My problem with people who have strong political ideologies is that their rigidness means they have an answer before they even know what the question is. There's something about a person who says "all we need is a government program to fix this" or "no tax increases under any circumstances, ever" that just makes me wonder if they bother to ever approach a matter with an open mind. Sadly, the answer is likely no, and that brings us to Grover Norquist.
Norquist is the head of a group called "Americans for Tax Reform" and they have requested that Republican candidates for office sign a pledge that promises to never vote for a tax increase--and defines "tax increase" to mean not just raised rates but the elimination of any deduction or other calculation that would increase government revenue. (The pledge allows the elimination of a deduction if there is a corresponding rate drop or new deduction to off-set it--the key here is that the government can never act to increase its own net revenue) Hundreds of Republicans serving in Congress today have signed this--thereby signalling to voters that they cannot be trusted to use their personal inclination against higher taxes and instead have to be bound by the pledge. This is idiocy.
Consider for a minute that Congress voted to drop the tax rate to a flat rate of 1%, with the first $100K of everyone's income excluded (if that sounds familiar then congratulations, you remember the early 1900s when the first federal income tax was enacted--it would be overturned by the Supreme Court, later requiring the 16th Amendment to enable federal income taxes). Let's also assume Congress gets rid of Social Security, Medicare, defense spending--pretty much everything it does and reduces the deficit to make up for this huge drop in revenue. Then China decides to attack us via Mexico (like Red Dawn, but with better acting). An emergency session of Congress is called for.

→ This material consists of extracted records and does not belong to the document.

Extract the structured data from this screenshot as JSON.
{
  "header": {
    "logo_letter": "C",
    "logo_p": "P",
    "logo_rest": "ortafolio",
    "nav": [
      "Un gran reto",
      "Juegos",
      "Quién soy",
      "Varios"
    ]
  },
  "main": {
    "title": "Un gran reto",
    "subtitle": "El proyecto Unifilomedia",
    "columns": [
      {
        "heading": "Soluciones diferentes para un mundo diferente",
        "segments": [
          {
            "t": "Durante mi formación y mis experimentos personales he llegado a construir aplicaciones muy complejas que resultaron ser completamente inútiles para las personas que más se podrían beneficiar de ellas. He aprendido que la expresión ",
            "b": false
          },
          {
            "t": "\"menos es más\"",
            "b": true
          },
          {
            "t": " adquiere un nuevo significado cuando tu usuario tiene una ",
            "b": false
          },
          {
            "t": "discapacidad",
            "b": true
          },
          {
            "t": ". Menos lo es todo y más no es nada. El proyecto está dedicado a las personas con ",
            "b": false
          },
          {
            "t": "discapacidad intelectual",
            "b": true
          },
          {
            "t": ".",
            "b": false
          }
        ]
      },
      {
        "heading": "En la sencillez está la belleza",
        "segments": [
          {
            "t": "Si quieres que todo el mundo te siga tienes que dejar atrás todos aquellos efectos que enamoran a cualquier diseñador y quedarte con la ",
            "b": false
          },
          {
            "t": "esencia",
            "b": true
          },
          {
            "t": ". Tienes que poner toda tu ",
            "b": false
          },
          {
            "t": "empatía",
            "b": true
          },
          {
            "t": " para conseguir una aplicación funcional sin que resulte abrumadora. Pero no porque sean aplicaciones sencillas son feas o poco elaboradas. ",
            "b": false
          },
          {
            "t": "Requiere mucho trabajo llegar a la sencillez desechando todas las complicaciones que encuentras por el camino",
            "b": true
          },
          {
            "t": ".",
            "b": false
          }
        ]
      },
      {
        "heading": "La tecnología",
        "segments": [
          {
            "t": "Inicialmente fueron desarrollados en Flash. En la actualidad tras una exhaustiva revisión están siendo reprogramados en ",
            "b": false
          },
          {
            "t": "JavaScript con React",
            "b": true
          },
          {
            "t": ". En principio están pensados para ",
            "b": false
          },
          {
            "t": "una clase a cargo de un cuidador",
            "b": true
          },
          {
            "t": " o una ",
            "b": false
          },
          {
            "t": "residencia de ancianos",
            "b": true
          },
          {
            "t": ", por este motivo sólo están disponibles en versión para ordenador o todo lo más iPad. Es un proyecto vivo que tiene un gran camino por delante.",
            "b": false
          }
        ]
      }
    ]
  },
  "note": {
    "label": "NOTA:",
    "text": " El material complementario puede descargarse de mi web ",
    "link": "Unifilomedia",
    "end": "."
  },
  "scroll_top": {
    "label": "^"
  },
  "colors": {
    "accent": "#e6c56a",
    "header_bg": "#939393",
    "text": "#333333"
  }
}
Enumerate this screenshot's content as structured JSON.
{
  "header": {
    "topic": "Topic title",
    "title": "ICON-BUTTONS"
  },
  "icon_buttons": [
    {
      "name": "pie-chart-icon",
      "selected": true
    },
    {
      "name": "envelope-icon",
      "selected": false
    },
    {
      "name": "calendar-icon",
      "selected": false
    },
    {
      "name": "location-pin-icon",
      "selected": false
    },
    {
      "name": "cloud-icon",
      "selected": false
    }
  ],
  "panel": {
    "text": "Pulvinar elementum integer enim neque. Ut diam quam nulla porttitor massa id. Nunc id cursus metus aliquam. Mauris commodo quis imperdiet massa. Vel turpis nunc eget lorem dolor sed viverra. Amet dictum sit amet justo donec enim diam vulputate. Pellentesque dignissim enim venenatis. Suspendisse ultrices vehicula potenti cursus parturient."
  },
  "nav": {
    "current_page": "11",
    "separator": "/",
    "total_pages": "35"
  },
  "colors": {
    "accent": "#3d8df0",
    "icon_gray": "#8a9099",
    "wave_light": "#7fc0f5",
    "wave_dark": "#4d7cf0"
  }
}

Whoops! Can't raise taxes, these idiots signed a pledge! They owe fealty to a man named Grover! Oh, who could have forseen this calamitous turn of events???
See, it's fine to be in favor of lower tax rates and smaller government--it's a perfectly legitimate political philosophy, and really the only difference between the center left and center right in this country is a matter of degree. And it's perfectly fine for the GOP in this current budget fight to push for less--or even no--tax increases as a matter of principle (whether this is good policy, or even realistic since there's a Democrat in the White House). What is just plain stupid is that anyone would sign a pledge that eliminates judgment and flexibility in any circumstances, or otherwise requires the signer to violate it later.
It's a shame that when Mr. Norquist first presented this pledge to Republicans, they didn't just laugh him out of the room. It has served to do nothing but make the GOP look like rigid ideologues unfit to govern.